NASA said Thursday that the Perseverance rover has touched down on the surface of Mars after successfully overcoming a risky landing phase known as the "seven minutes of terror."
"Touchdown confirmed," said operations lead Swati Mohan at around 3:55 pm Eastern Time (2055 GMT) as mission control at NASA's Jet Propulsion Laboratory headquarters erupted in cheers.
The autonomously-guided procedure was completed more than 11 minutes earlier, which is how long it takes for radio signals to return to Earth.
"WOW!!" tweeted NASA Associate Administrator Thomas Zurburchen as he posted the Perseverance's first black and white image from the Jezero Crater in Mars' northern hemisphere.
The rover is only the fifth ever to set its wheels down on Mars. The feat was first accomplished in 1997 and all so far have been American.
About the size of an SUV, it weighs a ton, is equipped with a seven foot (two meter) long robotic arm, has 19 cameras, two microphones, and a suite of cutting-edge instruments to assist in its scientific goals.
Perseverance now embarks on a multi-year mission to search for the biosignatures of microbes that might have existed there billions of years ago, when conditions were warmer and wetter than they are today.
Starting from summer, it will attempt to collect 30 rock and soil samples in sealed tubes, to be eventually sent back to Earth sometime in the 2030s for lab analysis.
"The question of whether there's life beyond Earth is one of the most fundamental and essential questions we can ask," said NASA geologist Katie Stack Morgan.
"Our ability to ask this question and develop the scientific investigations and technology to answer it is one of the things that make us as a species so unique."
NASA also wants to run several eye-catching experiments — including attempting the first powered flight on another planet, with a helicopter drone called Ingenuity that will have to achieve lift in an atmosphere that's one percent the density of Earth's.
earlier UPI report
NASA's new Mars rover, Perseverance, traveled through space to the precise location needed to land successfully Thursday at its intended crater on the Red Planet, agency controllers said.
Landing is planned at around 3:55 p.m. EST in Jezero Crater, which is an ancient lakebed the size of California's Lake Tahoe, on the planet's northern hemisphere.
"We are right where we want to be, so we have hit that bullseye," Allen Chen, a NASA lead engineer on the project, said Wednesday during a press briefing from NASA's Jet Propulsion Laboratory in Pasadena, Calif.
"That's pretty incredible considering our last maneuver [a course correction] was back in December," Chen said.
Weather at Jezero Crater appears to be favorable for a landing, Chen said. There are no signs of Mars' dreaded dust storms that can wreak havoc on machinery.
"There are some clouds that are out there … but nothing near our general landing site," Chen said. "The skies look very clear."
At midday Wednesday, the spacecraft was 150,000 miles from the Red Planet, and picking up speed as Mars gravity pulled it closer, said Matt Wallace, deputy project manager for the mission.

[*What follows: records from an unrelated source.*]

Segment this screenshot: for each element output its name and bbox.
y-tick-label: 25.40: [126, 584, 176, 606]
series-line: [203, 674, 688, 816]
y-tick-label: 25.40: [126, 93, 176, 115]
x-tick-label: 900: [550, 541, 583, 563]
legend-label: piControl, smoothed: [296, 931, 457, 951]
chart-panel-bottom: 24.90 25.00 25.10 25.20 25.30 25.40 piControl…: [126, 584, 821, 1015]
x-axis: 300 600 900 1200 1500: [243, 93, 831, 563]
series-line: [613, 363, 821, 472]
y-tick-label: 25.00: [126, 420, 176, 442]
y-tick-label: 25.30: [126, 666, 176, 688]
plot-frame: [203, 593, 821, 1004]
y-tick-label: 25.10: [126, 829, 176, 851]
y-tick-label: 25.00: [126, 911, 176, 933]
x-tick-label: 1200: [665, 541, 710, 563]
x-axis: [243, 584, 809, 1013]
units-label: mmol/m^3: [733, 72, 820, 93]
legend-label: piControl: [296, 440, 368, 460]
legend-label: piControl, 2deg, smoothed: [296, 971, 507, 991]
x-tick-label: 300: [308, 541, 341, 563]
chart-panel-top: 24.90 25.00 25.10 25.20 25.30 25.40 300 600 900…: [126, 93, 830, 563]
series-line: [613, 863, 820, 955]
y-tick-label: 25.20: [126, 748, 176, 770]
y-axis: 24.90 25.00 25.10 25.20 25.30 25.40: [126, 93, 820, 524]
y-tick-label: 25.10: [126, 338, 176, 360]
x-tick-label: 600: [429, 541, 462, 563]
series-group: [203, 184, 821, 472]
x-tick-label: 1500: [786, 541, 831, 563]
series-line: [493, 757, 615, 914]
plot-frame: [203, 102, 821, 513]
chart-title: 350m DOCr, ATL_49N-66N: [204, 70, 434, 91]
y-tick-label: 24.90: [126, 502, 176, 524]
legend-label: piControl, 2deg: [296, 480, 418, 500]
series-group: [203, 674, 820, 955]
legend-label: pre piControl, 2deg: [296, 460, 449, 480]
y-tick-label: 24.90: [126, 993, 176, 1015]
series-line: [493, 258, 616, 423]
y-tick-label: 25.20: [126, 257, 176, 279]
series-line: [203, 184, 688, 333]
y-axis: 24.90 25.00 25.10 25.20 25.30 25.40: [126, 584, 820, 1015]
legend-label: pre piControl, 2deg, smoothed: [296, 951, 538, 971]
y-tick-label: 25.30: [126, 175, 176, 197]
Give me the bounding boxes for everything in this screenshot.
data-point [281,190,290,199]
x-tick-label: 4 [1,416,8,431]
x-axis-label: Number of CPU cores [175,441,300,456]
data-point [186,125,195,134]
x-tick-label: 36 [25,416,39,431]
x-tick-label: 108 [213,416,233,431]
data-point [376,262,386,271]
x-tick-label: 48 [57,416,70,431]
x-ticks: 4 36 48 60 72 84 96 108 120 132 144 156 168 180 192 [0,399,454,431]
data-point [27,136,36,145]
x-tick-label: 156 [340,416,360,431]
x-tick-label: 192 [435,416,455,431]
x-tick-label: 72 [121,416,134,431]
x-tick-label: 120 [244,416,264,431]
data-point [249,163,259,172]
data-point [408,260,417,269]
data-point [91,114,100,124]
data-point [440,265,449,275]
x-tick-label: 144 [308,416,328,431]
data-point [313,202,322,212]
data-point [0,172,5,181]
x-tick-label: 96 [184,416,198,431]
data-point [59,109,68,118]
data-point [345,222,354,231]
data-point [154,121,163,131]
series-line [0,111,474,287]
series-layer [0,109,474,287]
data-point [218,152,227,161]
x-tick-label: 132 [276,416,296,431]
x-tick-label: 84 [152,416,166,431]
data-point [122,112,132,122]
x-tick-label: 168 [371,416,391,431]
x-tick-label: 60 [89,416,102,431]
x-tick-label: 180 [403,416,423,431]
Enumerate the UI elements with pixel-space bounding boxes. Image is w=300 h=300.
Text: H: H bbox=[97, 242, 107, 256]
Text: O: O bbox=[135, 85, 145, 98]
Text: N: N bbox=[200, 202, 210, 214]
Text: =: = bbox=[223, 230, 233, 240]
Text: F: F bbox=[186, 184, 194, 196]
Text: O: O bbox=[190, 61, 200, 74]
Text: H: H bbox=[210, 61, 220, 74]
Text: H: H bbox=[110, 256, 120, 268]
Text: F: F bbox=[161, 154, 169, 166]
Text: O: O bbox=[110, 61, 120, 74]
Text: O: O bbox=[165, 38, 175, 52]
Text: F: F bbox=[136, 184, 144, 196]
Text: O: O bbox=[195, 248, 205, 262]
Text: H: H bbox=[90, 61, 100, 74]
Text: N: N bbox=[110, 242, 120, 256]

The rover's spacecraft is in such good health that "Perseverance could land itself, already, without any more help from us here," Wallace said.
Still, the control room is keeping a close on the interplanetary journey, he said.
"We have to hit an entry corridor that's really just a handful of kilometers across after traveling hundreds of millions of miles to Mars," he said.
"Our batteries are now topped up at 100% state of charge, we have tested out our engines and our guidance sensors. They are ready to go."
Perseverance is NASA's fifth rover mission to Mars. Multiple landers also have explored the planet starting with Viking 1 in 1976.
Perseverance, which was launched from Florida in July, has more science equipment packed on board than any other rover, Wallace said.
Experiments include a helicopter that will fly on another planet for the first time, a chamber to create oxygen from the thin Mars atmosphere and a rock drill that will leave samples on the surface for future missions to collect for a planned return to Earth.
"We have to land safely on Mars, and that is always a challenging feat for us," Wallace said. "It is one of the most difficult maneuvers that we do in space. … You know, almost 50% of the spacecraft that had been sent to the surface of Mars failed."